Ou déposez votre dossier en mairie

Quel type de dossier déposer ?

 

Il existe 4 types d’autorisations d’urbanisme selon la nature des travaux réalisés : la déclaration préalable, le permis de construire, le permis d’aménager ou le permis de démolir.

Afin de vous orienter dans vos démarches, vous trouverez ci-dessous les principaux cas de figure.

N’hésitez pas à contacter le service urbanisme pour identifier à quel type d’autorisation sont soumis les travaux que vous envisagez, par internet à service.urbanisme@ville-guyancourt.fr ou téléphone au 01 30 48 34 32.

Sont soumis à déclaration préalable les travaux suivants : ravalement, réfection de toiture, pose de clôture, création d’un portail, création ou modification d’une ouverture, d’un châssis de toit, pose de volets roulants, installation d’équipements de production d’énergie (panneaux solaires, pompe à chaleur)…

Sont dispensés d’autorisation d’urbanisme : les piscines dont le bassin a une superficie inférieure ou égale à dix mètres carrés, les terrasses de plain-pied.

Deux critères cumulatifs permettent de déterminer l’autorisation d’urbanisme à demander :

La surface de plancher(SP)

Elle correspond à la somme des surfaces de planchers de chaque niveau clos et couvert, calculée à partir du nu intérieur des façades, à laquelle on déduit :

  • les surfaces correspondant à l’épaisseur des murs entourant les embrasures des portes et fenêtres donnant sur l’extérieur,
  • les vides et trémies des escaliers et ascenseurs,
  • les surfaces de plancher d’une hauteur sous plafond inférieure ou égale à 1,80 mètre,
  • les surfaces de plancher aménagées en vue du stationnement des véhicules motorisés ou non, y compris les rampes d’accès et les aires de manœuvres,
  • les surfaces de plancher des combles non aménageables pour l’habitation ou pour des activités à caractère professionnel, artisanal, industriel ou commercial,
  • les surfaces de plancher des locaux techniques nécessaires au fonctionnement d’un groupe de bâtiments ou d’un immeuble autre qu’une maison individuelle, y compris les locaux de stockage des déchets,
  • les surfaces de plancher des caves ou des celliers, annexes à des logements, dès lors que ces locaux sont desservis uniquement par une partie commune,
  • les surfaces égales à 10 % des surfaces de plancher affectées à l’habitation telles qu’elles résultent s’il y a lieu de l’application des points mentionnés ci-dessus, dès lors que les logements sont desservis par des parties communes intérieures.
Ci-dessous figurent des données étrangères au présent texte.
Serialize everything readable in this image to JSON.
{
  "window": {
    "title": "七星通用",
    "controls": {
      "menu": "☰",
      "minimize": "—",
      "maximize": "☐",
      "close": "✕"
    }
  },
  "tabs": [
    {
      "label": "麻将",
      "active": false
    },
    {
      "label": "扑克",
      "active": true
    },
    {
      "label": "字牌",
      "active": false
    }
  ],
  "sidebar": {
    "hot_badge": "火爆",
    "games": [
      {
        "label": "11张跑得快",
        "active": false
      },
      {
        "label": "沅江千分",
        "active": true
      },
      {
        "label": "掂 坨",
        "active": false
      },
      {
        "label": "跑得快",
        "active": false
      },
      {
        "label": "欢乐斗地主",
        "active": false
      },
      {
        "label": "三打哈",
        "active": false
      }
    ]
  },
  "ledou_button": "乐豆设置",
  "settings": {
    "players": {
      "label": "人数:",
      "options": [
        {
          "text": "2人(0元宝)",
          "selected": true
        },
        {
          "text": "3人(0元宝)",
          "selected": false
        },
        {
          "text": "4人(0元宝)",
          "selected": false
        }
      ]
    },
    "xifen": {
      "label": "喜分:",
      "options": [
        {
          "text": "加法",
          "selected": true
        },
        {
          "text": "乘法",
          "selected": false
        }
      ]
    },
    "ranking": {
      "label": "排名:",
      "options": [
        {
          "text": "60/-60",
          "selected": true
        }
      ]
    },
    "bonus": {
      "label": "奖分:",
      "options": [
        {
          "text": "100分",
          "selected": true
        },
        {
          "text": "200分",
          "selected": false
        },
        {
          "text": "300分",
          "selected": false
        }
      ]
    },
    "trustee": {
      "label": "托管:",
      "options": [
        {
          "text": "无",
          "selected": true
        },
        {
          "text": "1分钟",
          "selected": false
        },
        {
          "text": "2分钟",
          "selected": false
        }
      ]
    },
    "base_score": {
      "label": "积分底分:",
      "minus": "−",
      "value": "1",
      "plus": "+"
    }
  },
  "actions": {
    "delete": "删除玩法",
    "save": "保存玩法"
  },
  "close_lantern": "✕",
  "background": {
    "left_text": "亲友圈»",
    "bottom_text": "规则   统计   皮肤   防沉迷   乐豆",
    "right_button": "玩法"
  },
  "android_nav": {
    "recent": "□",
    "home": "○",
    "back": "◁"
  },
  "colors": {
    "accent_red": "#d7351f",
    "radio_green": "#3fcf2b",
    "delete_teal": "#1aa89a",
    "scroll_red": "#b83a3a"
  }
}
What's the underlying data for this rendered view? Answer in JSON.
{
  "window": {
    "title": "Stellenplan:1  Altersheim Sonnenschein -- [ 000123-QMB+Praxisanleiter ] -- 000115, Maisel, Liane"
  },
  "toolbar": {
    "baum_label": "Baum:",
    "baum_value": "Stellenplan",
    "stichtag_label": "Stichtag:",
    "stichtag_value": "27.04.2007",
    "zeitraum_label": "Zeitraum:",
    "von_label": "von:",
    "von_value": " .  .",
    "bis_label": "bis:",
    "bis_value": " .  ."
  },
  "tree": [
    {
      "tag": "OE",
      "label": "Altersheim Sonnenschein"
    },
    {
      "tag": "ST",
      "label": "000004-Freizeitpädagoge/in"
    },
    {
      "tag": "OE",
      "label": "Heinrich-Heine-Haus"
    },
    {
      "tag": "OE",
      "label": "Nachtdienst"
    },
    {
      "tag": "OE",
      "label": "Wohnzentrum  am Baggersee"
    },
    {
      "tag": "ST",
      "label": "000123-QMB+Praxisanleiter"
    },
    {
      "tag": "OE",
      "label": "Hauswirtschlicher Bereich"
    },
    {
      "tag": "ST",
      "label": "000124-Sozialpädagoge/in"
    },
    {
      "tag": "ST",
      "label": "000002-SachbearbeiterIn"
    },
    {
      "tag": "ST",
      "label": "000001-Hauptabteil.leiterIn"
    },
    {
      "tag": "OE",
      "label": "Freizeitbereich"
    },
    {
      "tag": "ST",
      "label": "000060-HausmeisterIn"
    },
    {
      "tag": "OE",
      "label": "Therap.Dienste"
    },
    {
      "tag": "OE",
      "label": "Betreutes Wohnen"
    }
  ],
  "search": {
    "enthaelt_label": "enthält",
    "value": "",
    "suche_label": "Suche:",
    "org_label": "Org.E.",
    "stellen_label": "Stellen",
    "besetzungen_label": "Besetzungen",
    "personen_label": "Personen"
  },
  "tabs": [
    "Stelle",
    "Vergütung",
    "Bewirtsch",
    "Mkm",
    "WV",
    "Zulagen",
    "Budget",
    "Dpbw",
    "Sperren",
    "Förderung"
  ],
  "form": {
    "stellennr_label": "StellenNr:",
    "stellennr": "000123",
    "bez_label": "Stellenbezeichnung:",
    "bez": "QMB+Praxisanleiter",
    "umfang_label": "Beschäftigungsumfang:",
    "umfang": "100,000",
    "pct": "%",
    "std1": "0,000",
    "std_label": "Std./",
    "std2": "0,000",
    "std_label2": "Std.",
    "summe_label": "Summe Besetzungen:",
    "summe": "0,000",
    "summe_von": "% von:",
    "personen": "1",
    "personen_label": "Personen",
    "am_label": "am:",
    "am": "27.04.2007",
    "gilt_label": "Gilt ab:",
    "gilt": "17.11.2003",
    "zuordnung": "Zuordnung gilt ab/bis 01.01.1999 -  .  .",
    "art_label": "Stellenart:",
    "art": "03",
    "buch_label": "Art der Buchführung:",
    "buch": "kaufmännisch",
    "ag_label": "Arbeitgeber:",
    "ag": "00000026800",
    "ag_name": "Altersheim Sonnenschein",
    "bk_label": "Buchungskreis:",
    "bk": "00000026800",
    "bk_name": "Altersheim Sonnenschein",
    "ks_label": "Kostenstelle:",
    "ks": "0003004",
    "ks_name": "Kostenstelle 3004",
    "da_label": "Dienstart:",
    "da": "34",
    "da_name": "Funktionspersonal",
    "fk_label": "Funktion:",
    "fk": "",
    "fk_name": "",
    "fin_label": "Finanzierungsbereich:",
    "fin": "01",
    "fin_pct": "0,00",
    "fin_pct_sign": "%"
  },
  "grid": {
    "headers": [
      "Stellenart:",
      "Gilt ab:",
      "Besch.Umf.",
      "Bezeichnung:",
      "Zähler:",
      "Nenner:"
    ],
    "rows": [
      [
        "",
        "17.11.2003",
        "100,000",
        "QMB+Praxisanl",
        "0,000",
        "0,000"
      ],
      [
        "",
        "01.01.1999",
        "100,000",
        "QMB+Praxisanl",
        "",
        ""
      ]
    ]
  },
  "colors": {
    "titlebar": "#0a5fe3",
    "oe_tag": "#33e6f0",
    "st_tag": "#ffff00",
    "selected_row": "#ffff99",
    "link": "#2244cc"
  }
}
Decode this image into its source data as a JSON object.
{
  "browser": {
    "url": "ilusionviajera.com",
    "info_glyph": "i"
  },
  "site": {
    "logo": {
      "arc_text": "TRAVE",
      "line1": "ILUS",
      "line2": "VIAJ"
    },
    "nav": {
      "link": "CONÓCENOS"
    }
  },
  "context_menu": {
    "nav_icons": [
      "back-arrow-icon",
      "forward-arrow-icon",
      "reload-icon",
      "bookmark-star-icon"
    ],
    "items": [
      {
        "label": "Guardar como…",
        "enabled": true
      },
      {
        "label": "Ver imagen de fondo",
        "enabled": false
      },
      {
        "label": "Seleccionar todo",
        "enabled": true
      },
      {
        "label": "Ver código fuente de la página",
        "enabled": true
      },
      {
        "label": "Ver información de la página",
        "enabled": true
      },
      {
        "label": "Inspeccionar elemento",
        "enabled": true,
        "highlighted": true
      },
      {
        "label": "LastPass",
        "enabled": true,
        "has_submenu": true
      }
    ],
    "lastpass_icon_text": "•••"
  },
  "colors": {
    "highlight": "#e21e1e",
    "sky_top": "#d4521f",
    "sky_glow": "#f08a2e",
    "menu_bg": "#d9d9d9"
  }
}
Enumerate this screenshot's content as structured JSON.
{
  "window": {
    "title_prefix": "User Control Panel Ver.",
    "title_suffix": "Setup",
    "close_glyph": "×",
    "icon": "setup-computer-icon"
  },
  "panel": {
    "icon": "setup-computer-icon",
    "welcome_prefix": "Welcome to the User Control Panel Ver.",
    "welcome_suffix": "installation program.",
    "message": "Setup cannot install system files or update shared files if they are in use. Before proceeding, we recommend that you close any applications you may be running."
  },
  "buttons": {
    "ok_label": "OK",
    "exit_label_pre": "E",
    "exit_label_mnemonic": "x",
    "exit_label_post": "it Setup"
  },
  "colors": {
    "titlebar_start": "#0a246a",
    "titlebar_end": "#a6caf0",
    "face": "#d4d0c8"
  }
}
À noter : les surfaces telles que les balcons, toitures-terrasses, loggias ne sont pas prises en compte pour le calcul de la surface de plancher d’une construction.

L’emprise au sol (ES)

C’est la projection verticale du volume de la construction, tous débords et surplombs inclus.

Il y a changement de destination si un local ou une construction passe de l’une à l’autre des catégories suivantes : habitation, hébergement hôtelier, bureaux, commerce, artisanat, industrie, exploitation agricole ou forestière, entrepôt et service public ou d’intérêt collectif.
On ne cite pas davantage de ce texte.